Juan Manuel Fernández Montoya, “Farruquito,”


This story was posted on Artburst Miami, in March , 2016

Juan Manuel Fernández Montoya, known as “Farruquito,” was born into one of the grand families of flamenco. His father was the late cantaor Juan Fernández Flores, “El Moreno;” his mother, the dancer Rosario Montoya, “La Farruca;” and his grandfather the legendary Antonio Montoya Flores, “El Farruco,” the founder of a flamenco school of dancing. He will be one of the headliners of the Arsht Center’s extensive Flamenco Festival this Thursday.

Farruquito, who will be 34 in August, was just eight years old when he presented his first show at a Madrid theater. At 11, he was part of a video about singer Camarón de la Isla. The following year he joined his grandfather in Flamenco, a film by Carlos Saura. He was growing up on stage, literally and figuratively, but in 1997, El Farruco died — and his childhood abruptly ended.

Overnight Farruquito, 15, became the repository of a flamenco dance tradition and his grandfather’s legacy. In fact, Farruquito’s life and career have been marked by tragedy. In 2001, just four years after the death of his grandfather, his father died of a heart attack. “On stage, in my arms,” Farruquito once recalled. In an interview published in June, 2003, his mother spoke of how “the child was in shock and spent three months without speaking. Sometimes he dances crying. I only have to look at his eyes.”

A few months after that interview, Farruquito was involved in a hit-and-run accident in Seville that resulted in the death of man. Found guilty of negligent homicide and leaving the scene of an accident, he served a jail term. His actions that night are “something I will have to live with the rest of my life,” he said in a whisper, during a recent interview.

Since the accident and its aftermath, Farruquito has been rebuilding his life and career and reclaiming his place in flamenco. His most recent show, Improvisao (Improvised) comes to the Arsht Center.

Farruquito spoke about the early experiences that shaped his career, the show and the place of improvisation in flamenco.

You first visited the United States as a child., and it seems it was a crucial experience for your development as an artist. How so?

It makes me smile when I see mentions that I “debuted on Broadway at the age of 5.” What happened was that my family was in the show and my mother didn’t have anybody to leave me with, so I traveled with them. I watched Flamenco Puro (which ran on Broadway in 1986) every day from the side of the stage. It was the cream of flamenco. Besides my family there were many other great artists in that show. It was incredible and I didn’t miss one night. I believe it was the greatest, most important experience I had in flamenco.

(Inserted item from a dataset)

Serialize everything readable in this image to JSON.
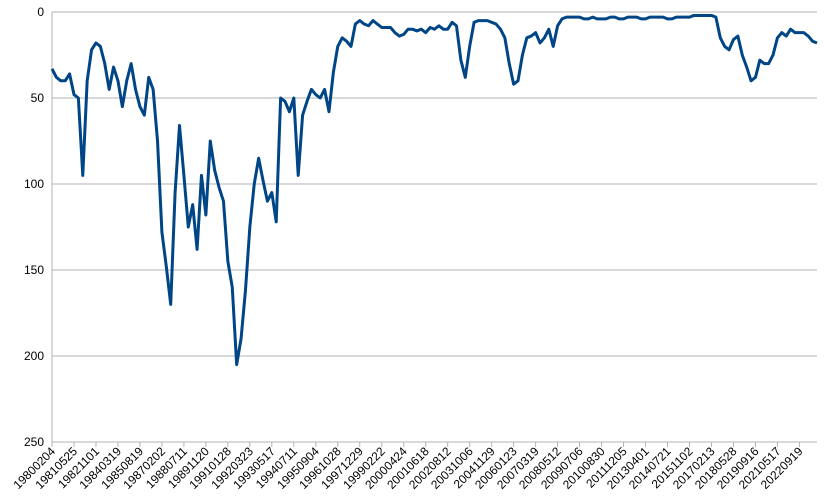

You have spoken of Improvisao as a return to the source for you. Can you elaborate?

I remember watching my uncle El Chocolate (cantaor Antonio Nuñez Montoya) going to my grandfather’s dressing room and he would start joking with him to loosen him up because Chocolate would get so nervous. And also that’s when he tried things out. He might ask the guitar player to change the key depending how he felt. Those are things I don’t forget. Nowadays that … just doesn’t happen. You know in which key you are singing three months in advance. But how do you know how you are going to feel that night? And things start to get a bit forced and lose spontaneity.

When you put this much time at your craft, as you perfect some aspects of it you also tend to lose others — a certain spontaneity, a certain naturalness. It’s been awhile since I dared to try something improvised. I remember how my grandfather would put me on stage and say ´Dance’ and I would tell him ‘What do I do?’ and he would say, ‘You just dance.’

What does Improvisao mean at this point in your career, then?

Improvisao is about freedom and a certain responsibility.

Freedom because I can do what I want within the structure I’ve created. It’s fun — but it’s also a learning experience, because you are rediscovering yourself every night.

And then there is also the responsibility of coming up with results. …You are exposed. And the people who really enjoy flamenco come to the show with the attitude that the performance is a shared adventure. They come saying: “Let’s see how Juan is tonight.”

So each night Improvisao is different, unrepeatable?

Absolutely. The structure of this show is the order of the palos [the different styles within flamenco] and even then, and depending how I feel, I would ask the people accompanying me to go this way or that.

What is the role of improvisation in the flamenco tradition?

To my mind, the origin of flamenco is improvisation. Flamenco did not start in an academy or in a school setting. Flamenco was born in home gatherings. I don’t remember when I started dancing. What I do remember from when I was a little boy is that while my mother was, say, cooking, and she had to go from the kitchen to the patio, and if she thought of something she would dance it. And any celebrations at home — be it a birthday or any good bit of news — it was all ole! and song and dance. That was not some sort of training, it was life.